When I wrote Doppler some eight years ago I was living in the same house as I do today — in a city and a neighbourhood that neither me nor my wife come from and where the prices of the houses keep rising dramatically, much more than in most other parts of Oslo, and where we would never have a chance of buying a house today. We were just lucky, I guess, twelve years ago when, on our way to a Sunday stroll in the forest with some friends, we drove past a For Sale sign, stopped and found a run down house that not many others at the time were interested in. So we ended up buying it (we could barely afford it) and now we live here, quite by accident, as life often goes.
So today I still keep passing the same places in our neighbourhood as I made Doppler pass and see in the book. The supermarket where he tries to barter elk meat for skim milk is a place I visit all the time. I am always afraid that they secretely laugh about my daily skim milk purchase, and that some of the staff still remember that my publisher asked them to do a promotional stunt for the book as it came out. They politely said no thanks — after having read the book and finding it too weird (is my guess). Most Norwegian supermarkets do not promote natural economy with bartering and self sustained living — I do not know if Canadian shops are different, but I guess not.
Two or three times a week I pass the nice houses between ours and the forest, they have a tendency to be more expensive the higher they are situated, with views of the city and the fjord, and I think about the values of the people living in them. Do they identify with my conservative character, the reactionary, or with Doppler? I cannot tell. But when you live in a house that costs a million and a half US dollars, your views and feelings tend not to be too subversive.

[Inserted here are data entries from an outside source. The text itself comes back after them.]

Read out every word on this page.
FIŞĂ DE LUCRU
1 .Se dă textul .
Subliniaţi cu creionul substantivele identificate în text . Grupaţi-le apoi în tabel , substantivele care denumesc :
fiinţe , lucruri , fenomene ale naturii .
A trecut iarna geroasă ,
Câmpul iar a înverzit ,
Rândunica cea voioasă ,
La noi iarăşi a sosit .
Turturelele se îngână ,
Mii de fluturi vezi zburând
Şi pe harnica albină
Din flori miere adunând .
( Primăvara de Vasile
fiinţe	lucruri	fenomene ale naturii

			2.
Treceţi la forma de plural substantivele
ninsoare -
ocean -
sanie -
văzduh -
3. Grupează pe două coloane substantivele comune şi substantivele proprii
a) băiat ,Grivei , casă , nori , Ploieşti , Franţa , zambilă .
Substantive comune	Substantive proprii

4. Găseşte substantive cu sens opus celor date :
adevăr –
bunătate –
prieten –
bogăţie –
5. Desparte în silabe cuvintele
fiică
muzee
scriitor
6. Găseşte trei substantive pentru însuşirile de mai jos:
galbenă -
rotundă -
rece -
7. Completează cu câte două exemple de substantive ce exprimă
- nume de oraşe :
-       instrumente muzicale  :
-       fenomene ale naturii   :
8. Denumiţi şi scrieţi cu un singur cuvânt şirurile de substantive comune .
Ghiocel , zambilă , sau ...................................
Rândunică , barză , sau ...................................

And I think about myself. Deep rooted sympathy with the old Indian way of thinking about nature on the one hand — and very modern living, with a lot of air miles every year, no home grown food, etc, regular consumerism like most others on the other. It is a painful contradiction and I am not better then anyone else.
Earlier today I went running in the forest. I started doing it when I was 39, four years ago. The panic of middle age overtook me and I did what many family men (and women) in this part of Oslo does. We run, we cycle. In the forest. I meet them from time to time. So many potential Dopplers. Today it was raining heavily. Cold October rain. Only the most desperate are running on days like today. On small forest paths. I saw a couple of them, but only for a second, we are elusive, like elks or badgers. We disappear. I have even found myself running on pitch dark nights, with a head lamp — exactly like the guy I make fun of in my book.
And the tent I put up when writing Doppler was destroyed by the snow even before the book was published. All hope is lost. I must run faster and faster and farther and farther.